Usually takes no longer than ten,

And when the cock crows

And the sunshine hits the holes

Up goes the usual order of men--

But it wouldn’t be in completion

Without the young ones,

Barely four to eight in age;

So they rise with the tin can’s song

As the whole neighbourhood awakes.

And they feast on the nectar of nothing,

And they run outside the door,

And they greet all the other soldiers

Who slept soundly on the floors;

Jeremiah, John, Angel and Michelle;

In broken groups, impossible to tell

Who the rest are, casting shadows amongst the dirt

But better that, than fragile bones upon the Earth.

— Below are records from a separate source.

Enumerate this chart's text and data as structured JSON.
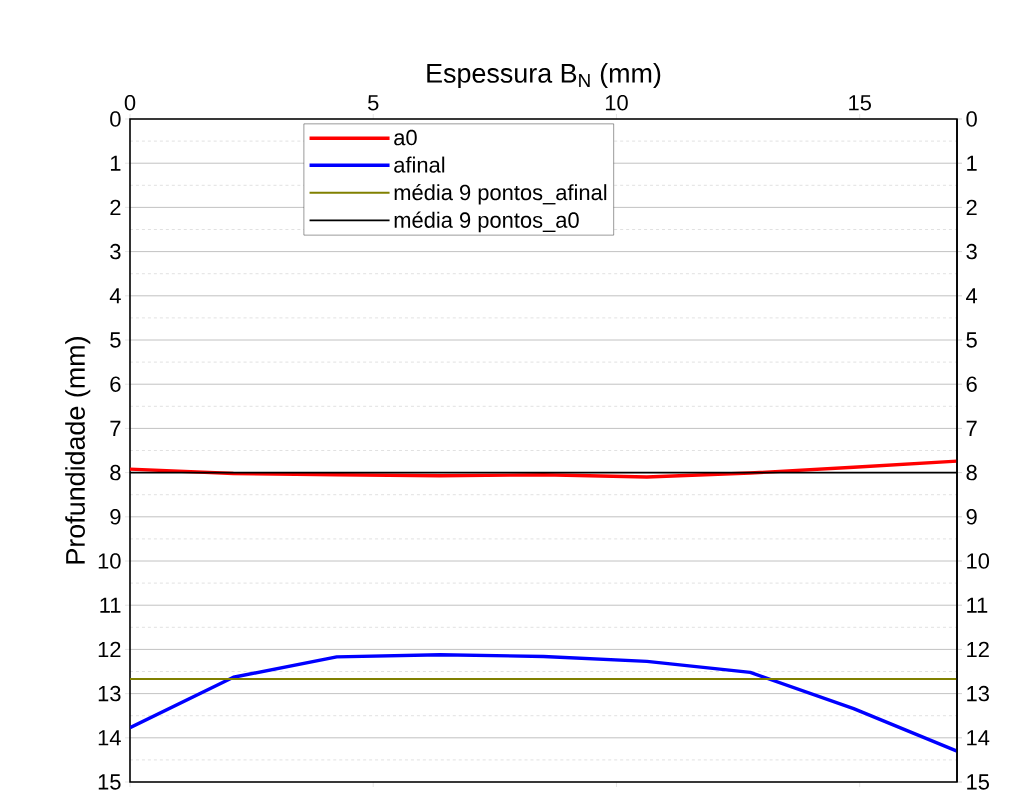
{
  "chart_data": {
    "type": "line",
    "xlabel": "Espessura B$_{N}$ (mm)",
    "ylabel": "Profundidade (mm)",
    "x": [
      0,
      2.125,
      4.25,
      6.375,
      8.5,
      10.625,
      12.75,
      14.875,
      17
    ],
    "series": [
      {
        "name": "a0",
        "color": "#ff0000",
        "values": [
          7.92,
          8.02,
          8.05,
          8.07,
          8.05,
          8.1,
          8.01,
          7.88,
          7.74
        ]
      },
      {
        "name": "afinal",
        "color": "#0000ff",
        "values": [
          13.77,
          12.63,
          12.17,
          12.12,
          12.16,
          12.27,
          12.52,
          13.34,
          14.3
        ]
      },
      {
        "name": "média 9 pontos_afinal",
        "color": "#808000",
        "values": [
          12.67,
          12.67,
          12.67,
          12.67,
          12.67,
          12.67,
          12.67,
          12.67,
          12.67
        ]
      },
      {
        "name": "média 9 pontos_a0",
        "color": "#000000",
        "values": [
          8.0,
          8.0,
          8.0,
          8.0,
          8.0,
          8.0,
          8.0,
          8.0,
          8.0
        ]
      }
    ],
    "xlim": [
      0,
      17
    ],
    "xticks": [
      0,
      5,
      10,
      15
    ],
    "ylim": [
      15,
      0
    ],
    "yticks": [
      0,
      1,
      2,
      3,
      4,
      5,
      6,
      7,
      8,
      9,
      10,
      11,
      12,
      13,
      14,
      15
    ],
    "y2lim": [
      15,
      0
    ],
    "y2ticks": [
      0,
      1,
      2,
      3,
      4,
      5,
      6,
      7,
      8,
      9,
      10,
      11,
      12,
      13,
      14,
      15
    ],
    "grid": "y",
    "legend": "top",
    "marker": "none",
    "line_style": "solid"
  }
}
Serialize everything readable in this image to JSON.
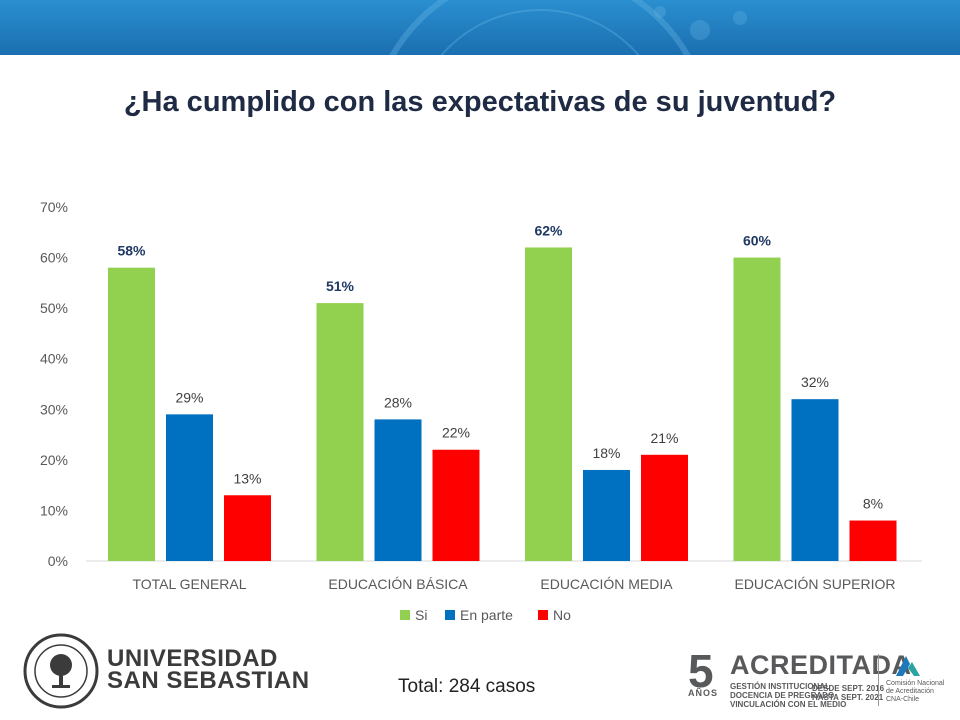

Because it happens every day, starvation

And it doesn’t stop overnight.

And as poverty had long swept the nation

How else would the little ones fight?

So they carry on, mud beating against their feet

Til’ they arrive at the mountains large

With eager hands to dig.

And John says to Angel,

Before their scavenge began,

That his claws are his salvation,

Tearing through the land.

“No, not the land”, Angel says to he,

“But stars of islands

Of what a vision used to be."

So they talk no more

And hush is heard on the hills,

As the orange bakes their backs into brown

And the oxygen shared runs still.

For it was there and then,

That Angel unearthed a tarnished spring,

And another struck a metal volt.

And it was there and then,

That two children celebrated their pile of gold.

And the rest are stooped low,

The remaining waist deep;

Within the fortress of treasures

Which the Kings and Queens no longer keep.